1. 感染性廃棄物とは?
感染性廃棄物とは、医療機関や検査機関などで発生し、人に感染症を引き起こすおそれのある廃棄物を指します。主に患者の血液・体液・排泄物が付着した物品や、鋭利な医療器具(注射針・メスなど)、病理廃棄物(臓器や組織片)などが含まれます。
これらの廃棄物は、適切に処理しないと院内感染のリスクが高まるだけでなく、処理業者や地域住民への感染拡大、環境汚染を引き起こす可能性があります。

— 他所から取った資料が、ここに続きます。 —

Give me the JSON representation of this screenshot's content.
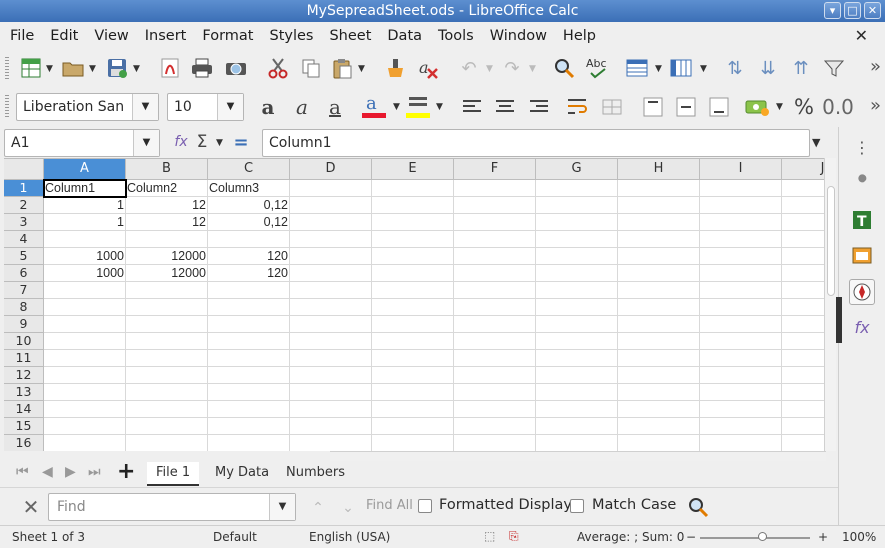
{
  "window": {
    "title": "MySepreadSheet.ods - LibreOffice Calc",
    "buttons": [
      "▾",
      "□",
      "✕"
    ]
  },
  "menubar": {
    "items": [
      "File",
      "Edit",
      "View",
      "Insert",
      "Format",
      "Styles",
      "Sheet",
      "Data",
      "Tools",
      "Window",
      "Help"
    ],
    "close": "✕"
  },
  "toolbar": {
    "font_name": "Liberation San",
    "font_size": "10",
    "icons_row1": [
      "new-icon",
      "open-icon",
      "save-icon",
      "export-pdf-icon",
      "print-icon",
      "print-preview-icon",
      "cut-icon",
      "copy-icon",
      "paste-icon",
      "clone-formatting-icon",
      "clear-formatting-icon",
      "undo-icon",
      "redo-icon",
      "find-replace-icon",
      "spelling-icon",
      "row-icon",
      "column-icon",
      "sort-icon",
      "sort-ascending-icon",
      "sort-descending-icon",
      "autofilter-icon"
    ],
    "icons_row2": [
      "bold-icon",
      "italic-icon",
      "underline-icon",
      "font-color-icon",
      "highlight-icon",
      "align-left-icon",
      "align-center-icon",
      "align-right-icon",
      "wrap-text-icon",
      "merge-cells-icon",
      "align-top-icon",
      "center-vertically-icon",
      "align-bottom-icon",
      "currency-icon",
      "percent-icon",
      "decimal-icon"
    ],
    "more": "»"
  },
  "formula_bar": {
    "name_box": "A1",
    "function_wizard": "fx",
    "sum": "Σ",
    "equals": "=",
    "content": "Column1"
  },
  "sheet": {
    "columns": [
      "A",
      "B",
      "C",
      "D",
      "E",
      "F",
      "G",
      "H",
      "I",
      "J"
    ],
    "rows": [
      "1",
      "2",
      "3",
      "4",
      "5",
      "6",
      "7",
      "8",
      "9",
      "10",
      "11",
      "12",
      "13",
      "14",
      "15",
      "16"
    ],
    "active_cell": "A1",
    "cells": [
      [
        "Column1",
        "Column2",
        "Column3"
      ],
      [
        "1",
        "12",
        "0,12"
      ],
      [
        "1",
        "12",
        "0,12"
      ],
      [
        "",
        "",
        ""
      ],
      [
        "1000",
        "12000",
        "120"
      ],
      [
        "1000",
        "12000",
        "120"
      ]
    ]
  },
  "tabs": {
    "items": [
      "File 1",
      "My Data",
      "Numbers"
    ],
    "active": "File 1",
    "add": "+"
  },
  "findbar": {
    "placeholder": "Find",
    "find_all": "Find All",
    "formatted_display": "Formatted Display",
    "match_case": "Match Case"
  },
  "statusbar": {
    "sheet": "Sheet 1 of 3",
    "style": "Default",
    "language": "English (USA)",
    "summary": "Average: ; Sum: 0",
    "zoom_minus": "−",
    "zoom_plus": "+",
    "zoom": "100%",
    "zoom_level": 1.0
  },
  "colors": {
    "titlebar": "#3b6fb6",
    "selected_header": "#4a8fd6",
    "font_color_bar": "#e8182e",
    "highlight_bar": "#ffff00"
  }
}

また、感染性廃棄物は「廃棄物の処理及び清掃に関する法律(廃掃法)」に基づき、排出事業者(=医療関係機関等)に適正な処理責任が課せられています。そのため、分別・保管・処理の各段階で、法令やガイドラインに沿った対応が求められます。当社では、法令に準拠した安全・確実な感染性廃棄物処理サービスを提供しています。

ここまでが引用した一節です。